Isso aconteceu após um toque de mãos, meio sem querer é verdade, quase que automático para atravessar uma rua, mas o suficiente para ser um clique de uma abertura da portinhola. Breve, potencialmente perigoso, deu fome, deu poesia.

Do mesmo jeito que nasceu, morrerá. O que valeu a pena foi o sair do automatismo e da rotina de sensações que nos programamos a sentir. Muito provável voltará para a gaiola... hoje só quero deixar registrado essa fagulha de humanidade, essa fagulha de instinto, e quando eu voltar a visitar esse texto, quero estar vivo.


A.A.

quinta-feira, 16 de janeiro de 2025

O QUE VOCÊ ANDA GUARDANDO POR AÍ?

 

                            Edwin Thomas Roberts (1840-1917)

Dia desses, estávamos num mercado chamado Mart Minas, é uma espécie de Atacadão daqui. Galpão grande típico, corredores largos, caixas pra todos os lados, tem até aqueles carrinhos desproporcionais difíceis de pilotar.

Durante as compras - abro um parêntese aqui: lá tem um ketchup da Heinz gigante por R$ 13,00, são 1,3kg de ketchup, bom demais, dá pra pôr na pizza, nos lanches, no arroz e ainda sobra. - Notei uma família: papai, mamãe, filha (uma criança de uns 7-8 anos) e 1 filha bebê.

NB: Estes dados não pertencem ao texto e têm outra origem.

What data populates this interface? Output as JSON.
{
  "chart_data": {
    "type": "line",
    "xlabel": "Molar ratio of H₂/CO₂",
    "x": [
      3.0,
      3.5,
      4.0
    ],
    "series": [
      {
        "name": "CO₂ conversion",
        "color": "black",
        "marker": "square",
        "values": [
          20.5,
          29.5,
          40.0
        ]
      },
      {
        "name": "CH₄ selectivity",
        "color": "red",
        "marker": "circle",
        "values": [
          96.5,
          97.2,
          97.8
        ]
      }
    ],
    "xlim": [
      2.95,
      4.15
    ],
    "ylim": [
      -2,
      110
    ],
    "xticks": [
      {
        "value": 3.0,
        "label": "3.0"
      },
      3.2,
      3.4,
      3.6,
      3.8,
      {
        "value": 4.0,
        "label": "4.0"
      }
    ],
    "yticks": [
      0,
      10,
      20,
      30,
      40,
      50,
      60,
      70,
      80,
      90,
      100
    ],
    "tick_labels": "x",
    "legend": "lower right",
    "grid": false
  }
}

Estavam com o uniforme de crente, o pai com camisa e calça social e chinelas (afinal tava calor), a mãe com a famosa saia jeans, cabelo longo e solto, além da blusinha de manguinha mais curta e a fedida da melissa. As crianças, duas menininhas, com vestidinhos bonitos.

Enquanto eu estava lá, imóvel, à espera da Pri pegar as coisas, como um bom segurança de carrinho de supermercado - já imaginou depois que você pegou quase tudo o que precisa, vem alguém por pura maldade e some com seu carrinho. Ser cruel. - Fiquei notando a relação da mãe com a filha.

A mãe falava muito alto, estávamos perto do setor das frutas e legumes, a criança com seus 8 anos estava bem próxima a ela. A mulher dizia repetidas vezes " você tem que ficar perto de mim!", "já não mandei você não desgrudar daqui?!" "que que eu tô falando pra você? hein! Me responde!". 

O tom, a cena em si, parecia que a mãe simplesmente queria fazer a menina chorar; mas de uma forma gratuita, sabe... tinha um "q" de frustração na mãe que parecia muito que ela queria despejar uma raiva acumulada na criança. A mocinha ficou lá parada, colada no carrinho, olhando para mãe, com semblante de pavor, dava para ver que ela não conseguia se mexer; uma estátua que queria ruir, uma estátua obedecendo um vínculo de autoridade no qual gera um sentimento confuso de " essa pessoa me protege, mas ao mesmo tempo está me fazendo mal..." @DIMAS como proceder?

E toda essa cena se estendeu por bons minutos, minutos curtos para mim, astronômicos para a criança... talvez mais um pontinho na cartela de traumas que se acumulam durante a vida. 

Penso que não tem uma justificativa para dar tal atitude, mesmo que a menina tenha dado uma volta sozinha no corredor de doces.